The day’s second reward came several hot, dusty hours later when we left the highway and bumped several miles down a gravel track to another World Heritage Site - the ancient walled city of Hatra. Once again there was no gift shop, guides or other tourists, just a gentle late afternoon breeze which fanned us as we explored the remarkable ruins.

Then we met Sala, a genial, middle-aged policeman from the modern town of Hatra, who had arrived for a stroll with his five children. He told us how IS used the ruins as a camp when they occupied northern Iraq, terrorising the local people, executing opponents and refusing to return their bodies. He showed us where they broke the heads of statues and used 2000-year-old columns for shooting practice. The dusty soil was littered with spent bullets. IS graffiti was still scrawled on walls.

Had Saddam remained in power that tragedy “would not have happened,” he said. “There were no problems like this when Saddam was around. The country has been destroyed from the moments the Americans came in.”

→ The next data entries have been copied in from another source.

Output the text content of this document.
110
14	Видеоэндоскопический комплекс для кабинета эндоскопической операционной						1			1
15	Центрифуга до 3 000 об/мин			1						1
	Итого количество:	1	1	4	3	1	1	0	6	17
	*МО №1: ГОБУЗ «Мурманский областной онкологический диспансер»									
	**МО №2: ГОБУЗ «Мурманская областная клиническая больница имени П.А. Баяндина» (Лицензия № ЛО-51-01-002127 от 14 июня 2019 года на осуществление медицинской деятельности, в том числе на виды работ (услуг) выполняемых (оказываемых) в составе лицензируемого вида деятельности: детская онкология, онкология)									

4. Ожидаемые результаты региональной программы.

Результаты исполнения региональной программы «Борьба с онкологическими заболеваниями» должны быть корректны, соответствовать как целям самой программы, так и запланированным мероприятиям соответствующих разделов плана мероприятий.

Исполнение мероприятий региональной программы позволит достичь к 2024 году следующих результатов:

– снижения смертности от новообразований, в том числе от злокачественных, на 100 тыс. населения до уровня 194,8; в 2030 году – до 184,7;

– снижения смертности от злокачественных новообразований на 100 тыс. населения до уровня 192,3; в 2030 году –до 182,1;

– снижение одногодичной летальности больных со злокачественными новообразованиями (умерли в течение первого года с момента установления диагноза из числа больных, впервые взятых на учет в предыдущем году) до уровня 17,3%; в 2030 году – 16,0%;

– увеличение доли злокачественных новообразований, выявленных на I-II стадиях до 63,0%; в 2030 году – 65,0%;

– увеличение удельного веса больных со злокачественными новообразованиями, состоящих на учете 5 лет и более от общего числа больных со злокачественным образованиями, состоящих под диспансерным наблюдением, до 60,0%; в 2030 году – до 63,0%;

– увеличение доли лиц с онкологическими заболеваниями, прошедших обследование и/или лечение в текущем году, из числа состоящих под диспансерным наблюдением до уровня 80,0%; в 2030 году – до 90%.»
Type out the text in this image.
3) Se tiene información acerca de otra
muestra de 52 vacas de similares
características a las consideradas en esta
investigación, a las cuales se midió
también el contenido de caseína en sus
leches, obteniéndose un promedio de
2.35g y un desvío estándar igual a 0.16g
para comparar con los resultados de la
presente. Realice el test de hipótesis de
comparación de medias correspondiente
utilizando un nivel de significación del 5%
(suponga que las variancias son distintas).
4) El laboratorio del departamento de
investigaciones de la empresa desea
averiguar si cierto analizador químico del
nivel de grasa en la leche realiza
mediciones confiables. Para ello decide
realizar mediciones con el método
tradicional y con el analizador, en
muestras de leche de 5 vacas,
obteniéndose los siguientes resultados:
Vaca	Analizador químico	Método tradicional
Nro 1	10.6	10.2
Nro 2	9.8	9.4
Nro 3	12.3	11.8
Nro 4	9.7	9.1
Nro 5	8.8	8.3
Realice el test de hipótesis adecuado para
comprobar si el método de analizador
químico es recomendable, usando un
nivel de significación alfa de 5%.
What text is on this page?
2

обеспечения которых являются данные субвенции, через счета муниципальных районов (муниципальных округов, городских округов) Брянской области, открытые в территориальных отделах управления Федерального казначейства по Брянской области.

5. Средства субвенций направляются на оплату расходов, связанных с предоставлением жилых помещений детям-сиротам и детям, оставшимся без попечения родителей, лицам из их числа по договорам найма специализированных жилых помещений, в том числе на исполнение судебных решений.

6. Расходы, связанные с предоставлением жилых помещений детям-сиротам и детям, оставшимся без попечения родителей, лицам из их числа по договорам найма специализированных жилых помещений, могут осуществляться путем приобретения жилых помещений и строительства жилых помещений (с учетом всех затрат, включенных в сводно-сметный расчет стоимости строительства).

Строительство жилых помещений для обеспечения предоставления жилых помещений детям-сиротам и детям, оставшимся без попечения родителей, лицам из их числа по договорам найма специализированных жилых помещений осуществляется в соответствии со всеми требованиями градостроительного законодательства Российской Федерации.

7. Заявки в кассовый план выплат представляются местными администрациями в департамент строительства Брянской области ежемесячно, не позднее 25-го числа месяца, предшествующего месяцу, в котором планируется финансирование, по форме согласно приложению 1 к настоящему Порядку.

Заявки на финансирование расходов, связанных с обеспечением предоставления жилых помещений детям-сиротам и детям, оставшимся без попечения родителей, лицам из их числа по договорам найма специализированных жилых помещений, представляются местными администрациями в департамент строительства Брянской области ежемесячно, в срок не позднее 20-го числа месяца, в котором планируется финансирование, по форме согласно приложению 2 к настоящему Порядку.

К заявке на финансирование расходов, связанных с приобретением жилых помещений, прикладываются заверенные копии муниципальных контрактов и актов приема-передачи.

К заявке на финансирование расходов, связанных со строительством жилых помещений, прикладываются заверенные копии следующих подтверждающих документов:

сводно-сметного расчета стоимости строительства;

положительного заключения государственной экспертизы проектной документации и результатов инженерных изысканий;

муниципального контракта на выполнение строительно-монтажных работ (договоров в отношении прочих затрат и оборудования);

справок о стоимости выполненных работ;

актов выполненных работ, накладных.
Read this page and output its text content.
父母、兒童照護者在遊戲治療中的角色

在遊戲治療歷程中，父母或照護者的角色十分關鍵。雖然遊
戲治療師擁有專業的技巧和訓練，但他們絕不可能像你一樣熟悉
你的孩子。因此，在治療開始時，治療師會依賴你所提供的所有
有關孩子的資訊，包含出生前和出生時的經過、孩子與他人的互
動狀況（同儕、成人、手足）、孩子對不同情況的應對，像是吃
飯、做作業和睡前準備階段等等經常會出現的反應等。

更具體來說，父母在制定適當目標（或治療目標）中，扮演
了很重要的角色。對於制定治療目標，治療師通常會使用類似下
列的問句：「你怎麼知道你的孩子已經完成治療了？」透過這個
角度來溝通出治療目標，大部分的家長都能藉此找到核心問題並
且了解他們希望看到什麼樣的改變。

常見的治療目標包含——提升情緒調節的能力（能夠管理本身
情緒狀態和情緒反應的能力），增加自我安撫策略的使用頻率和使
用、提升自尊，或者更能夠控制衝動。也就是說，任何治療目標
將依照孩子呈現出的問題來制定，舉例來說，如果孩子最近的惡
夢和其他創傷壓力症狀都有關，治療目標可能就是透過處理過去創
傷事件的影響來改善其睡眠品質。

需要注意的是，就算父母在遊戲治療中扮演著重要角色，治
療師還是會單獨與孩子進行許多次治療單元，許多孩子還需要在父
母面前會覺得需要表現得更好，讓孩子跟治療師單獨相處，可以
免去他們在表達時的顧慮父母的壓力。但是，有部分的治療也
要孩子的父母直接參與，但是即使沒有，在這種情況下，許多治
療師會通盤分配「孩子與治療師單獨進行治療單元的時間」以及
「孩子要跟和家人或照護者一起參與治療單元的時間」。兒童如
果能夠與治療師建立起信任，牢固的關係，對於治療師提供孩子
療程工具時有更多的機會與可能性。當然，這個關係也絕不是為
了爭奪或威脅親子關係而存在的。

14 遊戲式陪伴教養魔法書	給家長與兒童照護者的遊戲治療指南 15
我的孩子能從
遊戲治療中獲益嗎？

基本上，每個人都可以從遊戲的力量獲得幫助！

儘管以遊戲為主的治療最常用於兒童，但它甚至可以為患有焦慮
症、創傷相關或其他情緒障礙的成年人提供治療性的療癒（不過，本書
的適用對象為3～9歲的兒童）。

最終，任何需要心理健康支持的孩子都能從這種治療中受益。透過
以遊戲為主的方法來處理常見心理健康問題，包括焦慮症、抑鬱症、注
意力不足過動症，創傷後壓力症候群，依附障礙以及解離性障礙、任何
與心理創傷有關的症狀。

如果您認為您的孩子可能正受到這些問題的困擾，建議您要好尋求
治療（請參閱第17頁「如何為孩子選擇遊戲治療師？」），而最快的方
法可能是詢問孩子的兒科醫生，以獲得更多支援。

Our tour ended in Mosul, Iraq’s second city which IS occupied from 2014 to 2017. For more than an hour we walked through scenes of unbelievable devastation in the old city, caused less by IS than by the air strikes and extreme force that Iraqi and coalition forces had deployed to oust it.

Not a building was still habitable, not a window or roof still intact. The word ‘safe’ was written in red paint on the walls of broken buildings to indicate that there were no mines or booby traps inside, but structurally they were perilous. Old men sat near the rubble of their former homes.

But happily Mosul is bouncing back. Diggers and bulldozers are clearing the debris. With Unesco’s help, the city’s famously crooked 12th-century al-Hadba minaret has been rebuilt. So has the al-Saa’a convent, which IS used as a prison, and many other public buildings. On the edge of the devastation, a fish market and souk now flourish. We saw new hotels, modern supermarkets and well-kept parks. At least some of the 500,000 inhabitants who fled IS are drifting back.

“Mosul is the place to be,” said an Irish-Iraqi woman who plans to emigrate from Dublin to her father’s city.

As we left for the airport we passed the site of the house where Saddam’s sons, Uday and Qusay, died in a protracted shootout with American special forces in July 2003. The shattered house has since been razed to the ground. As with Iraq in general, what will eventually replace it is still unclear.